Coriolanus
Ein kriegerisches Muttersöhnchen
Das Festival "Europa in Szene" bringt in diesem Herbst wieder hochkarätige inszenierungen und literarische Salongespräche in die Kasematten. Am Anfang des Festivals stand eine grandiose Inszenierung von Shakespeare's "Cariolanus".

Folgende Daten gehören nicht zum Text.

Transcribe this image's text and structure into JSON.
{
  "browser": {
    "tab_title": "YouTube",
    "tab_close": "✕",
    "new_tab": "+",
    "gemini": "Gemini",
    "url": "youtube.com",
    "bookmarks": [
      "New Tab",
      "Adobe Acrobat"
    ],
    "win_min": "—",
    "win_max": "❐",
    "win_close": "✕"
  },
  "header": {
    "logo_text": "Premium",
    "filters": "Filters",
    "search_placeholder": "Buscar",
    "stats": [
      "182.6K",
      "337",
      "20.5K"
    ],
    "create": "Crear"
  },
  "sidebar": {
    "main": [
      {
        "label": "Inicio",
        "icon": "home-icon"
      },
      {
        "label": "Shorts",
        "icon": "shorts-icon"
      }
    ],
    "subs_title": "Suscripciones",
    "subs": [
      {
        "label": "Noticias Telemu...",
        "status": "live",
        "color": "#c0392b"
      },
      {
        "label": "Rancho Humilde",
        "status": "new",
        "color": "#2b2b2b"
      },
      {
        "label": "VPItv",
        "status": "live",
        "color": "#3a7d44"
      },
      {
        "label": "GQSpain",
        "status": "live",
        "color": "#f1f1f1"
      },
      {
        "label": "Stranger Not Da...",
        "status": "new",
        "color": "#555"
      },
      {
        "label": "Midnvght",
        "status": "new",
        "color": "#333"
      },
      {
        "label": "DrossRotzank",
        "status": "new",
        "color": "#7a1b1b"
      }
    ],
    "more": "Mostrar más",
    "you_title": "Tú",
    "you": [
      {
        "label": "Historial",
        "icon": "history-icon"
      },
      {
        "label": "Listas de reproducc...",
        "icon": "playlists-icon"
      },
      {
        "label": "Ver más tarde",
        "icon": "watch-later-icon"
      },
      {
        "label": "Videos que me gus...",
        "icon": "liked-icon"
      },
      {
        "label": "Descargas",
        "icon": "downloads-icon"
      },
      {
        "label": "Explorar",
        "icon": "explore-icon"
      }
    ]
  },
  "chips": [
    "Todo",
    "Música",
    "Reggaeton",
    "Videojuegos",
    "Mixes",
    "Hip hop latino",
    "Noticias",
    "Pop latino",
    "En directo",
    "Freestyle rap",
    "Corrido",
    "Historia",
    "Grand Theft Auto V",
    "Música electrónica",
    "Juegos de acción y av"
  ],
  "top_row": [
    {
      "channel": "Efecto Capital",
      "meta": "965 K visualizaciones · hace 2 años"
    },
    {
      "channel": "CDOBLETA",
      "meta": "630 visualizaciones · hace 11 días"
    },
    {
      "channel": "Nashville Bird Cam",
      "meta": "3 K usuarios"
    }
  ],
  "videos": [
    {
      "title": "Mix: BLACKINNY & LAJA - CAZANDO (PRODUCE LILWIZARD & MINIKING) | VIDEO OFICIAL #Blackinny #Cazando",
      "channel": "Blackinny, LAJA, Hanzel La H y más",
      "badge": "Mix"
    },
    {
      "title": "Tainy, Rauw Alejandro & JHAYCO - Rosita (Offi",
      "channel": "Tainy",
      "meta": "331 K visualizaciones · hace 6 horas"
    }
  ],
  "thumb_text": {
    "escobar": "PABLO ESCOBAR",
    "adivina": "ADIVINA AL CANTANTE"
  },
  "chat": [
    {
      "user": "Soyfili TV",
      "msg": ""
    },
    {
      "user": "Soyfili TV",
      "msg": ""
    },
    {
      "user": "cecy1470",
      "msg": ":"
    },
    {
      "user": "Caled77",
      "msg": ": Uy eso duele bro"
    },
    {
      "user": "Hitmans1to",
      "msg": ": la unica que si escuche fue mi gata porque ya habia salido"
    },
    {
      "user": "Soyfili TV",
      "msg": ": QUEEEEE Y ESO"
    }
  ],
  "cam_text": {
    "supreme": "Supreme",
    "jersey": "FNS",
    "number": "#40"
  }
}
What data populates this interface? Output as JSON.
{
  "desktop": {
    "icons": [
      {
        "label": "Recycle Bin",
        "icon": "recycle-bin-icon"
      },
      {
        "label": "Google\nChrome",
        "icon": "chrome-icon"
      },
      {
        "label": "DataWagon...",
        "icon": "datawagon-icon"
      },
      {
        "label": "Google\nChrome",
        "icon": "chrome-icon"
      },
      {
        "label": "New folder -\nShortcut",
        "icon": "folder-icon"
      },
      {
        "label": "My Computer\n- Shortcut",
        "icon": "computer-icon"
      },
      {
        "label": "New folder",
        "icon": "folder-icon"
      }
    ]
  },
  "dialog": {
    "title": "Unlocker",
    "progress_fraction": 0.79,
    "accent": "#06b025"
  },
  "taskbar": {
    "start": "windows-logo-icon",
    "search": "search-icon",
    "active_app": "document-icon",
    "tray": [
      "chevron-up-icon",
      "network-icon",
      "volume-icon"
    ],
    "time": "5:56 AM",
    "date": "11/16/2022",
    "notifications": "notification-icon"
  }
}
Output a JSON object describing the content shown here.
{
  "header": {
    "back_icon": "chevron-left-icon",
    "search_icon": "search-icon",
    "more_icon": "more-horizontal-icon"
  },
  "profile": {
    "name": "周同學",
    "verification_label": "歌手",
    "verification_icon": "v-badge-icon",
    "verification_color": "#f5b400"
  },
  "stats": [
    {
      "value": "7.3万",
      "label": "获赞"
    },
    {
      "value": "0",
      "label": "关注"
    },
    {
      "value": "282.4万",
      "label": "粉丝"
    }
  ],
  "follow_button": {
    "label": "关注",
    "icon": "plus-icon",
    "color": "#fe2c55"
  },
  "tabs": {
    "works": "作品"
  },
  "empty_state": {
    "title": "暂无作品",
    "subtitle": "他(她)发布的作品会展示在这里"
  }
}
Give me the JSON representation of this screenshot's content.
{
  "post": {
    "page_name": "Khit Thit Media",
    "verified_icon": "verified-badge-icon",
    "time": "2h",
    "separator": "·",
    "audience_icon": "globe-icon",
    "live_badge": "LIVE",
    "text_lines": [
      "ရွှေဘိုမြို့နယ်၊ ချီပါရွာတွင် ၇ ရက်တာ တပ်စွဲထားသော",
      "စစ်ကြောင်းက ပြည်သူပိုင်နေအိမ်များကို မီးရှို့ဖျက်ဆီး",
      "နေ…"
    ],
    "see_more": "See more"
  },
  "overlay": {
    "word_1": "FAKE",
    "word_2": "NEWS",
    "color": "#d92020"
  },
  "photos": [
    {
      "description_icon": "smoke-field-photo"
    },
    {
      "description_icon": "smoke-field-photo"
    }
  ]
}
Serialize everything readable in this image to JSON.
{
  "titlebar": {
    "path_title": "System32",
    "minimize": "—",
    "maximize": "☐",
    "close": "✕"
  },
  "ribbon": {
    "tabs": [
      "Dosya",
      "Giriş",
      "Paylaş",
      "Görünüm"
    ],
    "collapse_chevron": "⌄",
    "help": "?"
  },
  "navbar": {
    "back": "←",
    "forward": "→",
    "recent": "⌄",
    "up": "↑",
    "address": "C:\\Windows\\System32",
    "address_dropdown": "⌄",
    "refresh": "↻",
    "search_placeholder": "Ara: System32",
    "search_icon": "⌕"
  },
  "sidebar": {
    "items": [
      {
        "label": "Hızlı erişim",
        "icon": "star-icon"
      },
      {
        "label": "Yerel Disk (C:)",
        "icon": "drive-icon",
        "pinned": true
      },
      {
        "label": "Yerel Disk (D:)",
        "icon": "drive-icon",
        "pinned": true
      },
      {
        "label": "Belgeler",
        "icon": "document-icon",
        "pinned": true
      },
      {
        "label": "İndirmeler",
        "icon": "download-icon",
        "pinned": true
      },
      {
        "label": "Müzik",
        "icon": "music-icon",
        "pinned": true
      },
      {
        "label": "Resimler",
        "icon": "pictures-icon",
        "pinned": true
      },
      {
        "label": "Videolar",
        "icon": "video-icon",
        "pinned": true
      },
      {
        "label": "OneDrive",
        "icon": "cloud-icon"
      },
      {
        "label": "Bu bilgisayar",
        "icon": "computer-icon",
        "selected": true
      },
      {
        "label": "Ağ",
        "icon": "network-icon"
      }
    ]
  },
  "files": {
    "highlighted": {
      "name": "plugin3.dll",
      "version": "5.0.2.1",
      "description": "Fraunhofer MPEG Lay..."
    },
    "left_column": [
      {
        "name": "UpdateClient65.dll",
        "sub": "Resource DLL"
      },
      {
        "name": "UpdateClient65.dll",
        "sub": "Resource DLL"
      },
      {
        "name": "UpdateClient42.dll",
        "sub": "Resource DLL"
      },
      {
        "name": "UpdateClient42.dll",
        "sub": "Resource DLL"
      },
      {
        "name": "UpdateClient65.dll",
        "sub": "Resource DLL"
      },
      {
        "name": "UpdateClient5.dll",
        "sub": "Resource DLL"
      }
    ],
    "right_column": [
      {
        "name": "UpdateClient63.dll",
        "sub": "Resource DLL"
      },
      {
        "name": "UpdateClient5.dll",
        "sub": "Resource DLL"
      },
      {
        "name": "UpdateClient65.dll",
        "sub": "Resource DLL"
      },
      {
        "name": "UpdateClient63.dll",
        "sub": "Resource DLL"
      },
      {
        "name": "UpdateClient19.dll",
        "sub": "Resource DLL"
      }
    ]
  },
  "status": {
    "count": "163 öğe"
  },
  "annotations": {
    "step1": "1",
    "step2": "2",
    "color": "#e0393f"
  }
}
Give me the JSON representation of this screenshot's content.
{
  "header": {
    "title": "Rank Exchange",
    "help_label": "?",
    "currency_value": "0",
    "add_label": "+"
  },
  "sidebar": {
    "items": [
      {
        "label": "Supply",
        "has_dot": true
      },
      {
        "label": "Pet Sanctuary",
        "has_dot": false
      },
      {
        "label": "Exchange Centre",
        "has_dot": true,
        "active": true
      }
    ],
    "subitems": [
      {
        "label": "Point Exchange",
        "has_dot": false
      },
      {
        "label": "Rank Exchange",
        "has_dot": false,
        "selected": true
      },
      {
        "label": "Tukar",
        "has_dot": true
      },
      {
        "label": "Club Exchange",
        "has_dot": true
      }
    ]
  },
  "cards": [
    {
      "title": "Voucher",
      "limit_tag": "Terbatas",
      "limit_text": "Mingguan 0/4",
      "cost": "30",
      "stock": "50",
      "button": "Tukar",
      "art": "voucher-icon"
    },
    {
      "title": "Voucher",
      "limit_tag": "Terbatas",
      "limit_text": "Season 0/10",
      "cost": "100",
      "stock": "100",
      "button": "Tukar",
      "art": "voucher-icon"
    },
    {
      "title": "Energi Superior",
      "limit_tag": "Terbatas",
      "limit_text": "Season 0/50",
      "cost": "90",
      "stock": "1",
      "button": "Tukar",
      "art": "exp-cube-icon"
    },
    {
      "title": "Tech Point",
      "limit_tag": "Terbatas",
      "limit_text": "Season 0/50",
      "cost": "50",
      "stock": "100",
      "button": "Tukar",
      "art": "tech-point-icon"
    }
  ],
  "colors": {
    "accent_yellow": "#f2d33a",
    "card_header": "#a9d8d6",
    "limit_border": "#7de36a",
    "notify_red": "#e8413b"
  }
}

WIENER NEUSTADT. "Darf ich Sie bitten, wenn Sie grad in Stimmung sind, mir Ihre Stimmen zu geben?" Shakespeare's Held, Coriolanus, der patrizische General Caius Marcius ist gefeierter Kämpfer Roms, ehrgeizig und zugleich im Zwiespalt und, eine Marionette seiner Mutter Volumnia (Judith Richter). Lukas Haas windet sich in den historischen Kasematten Wiener Neustadts, seine Mutter, elegant, marzialisch und kühl berechnend: Eine Entschuldigung bei den Plebejern versucht er, halbherzig. Ferngesteuert. Lukas Haas alias Coriolanus, der Hin- und Hergerissene, der alle Kämpfe gegen die Volsker und seinen Erzfeind Aufidius (Philipp Dornauer) gewonnen hat, lässt alles offen. Verfeindet sich, versöhnt sich, leistet Pionierarbeit, um den Link zum Populismus herzustellen. Oder zur Demokratie. Er fragt das Volk. Als Demokrat. Dennoch verbrüdert sich mit dem Erzfeind, und stirbt an der eigenen Mission. Bei den Besuchern zurück bleibt der Gedanke: Wie hätte ich entschieden? Tod oder Macht?
Krieg und Frieden
Die Regisseurin Azelia Opak (28) hat es sich nicht leicht gemacht. Das wenig gespielte, weil hoch komplexe Stück Shakespeare's hat die Reinhardt-Absolventin ausgewählt, um die Frage in den Raum zu stellen, ob und wie Frieden im Krieg oder Krieg im Frieden möglich ist, und ob Empathie für 'Opinion-Leader' in diesem Kontext überhaupt möglich ist und eine Bedeutung hat. Opak inszeniert geschickt und richtet unterschwellig Fragen an das Publikum, versteht es meisterhaft, den Figuren Shakespear's neue Konturen zu geben und das Stück somit mit allen Attributen einer Inszenierung mit top-aktueller Bedeutung zu adeln. Hervorragende Darsteller, wie Lukas Haas, Judith Richter, Philipp Dornauer, Paul Hüttinger, Jens Ole Schmieder und Uwe Reichwaldt, (der Regisseur der kommenden Aufführung "Totentanz") leben ihre Rollen mit Leidenschaft und schaffen mit Fingerspitzengefühl, auch Shakespear'schen Witz subtil einzubringen.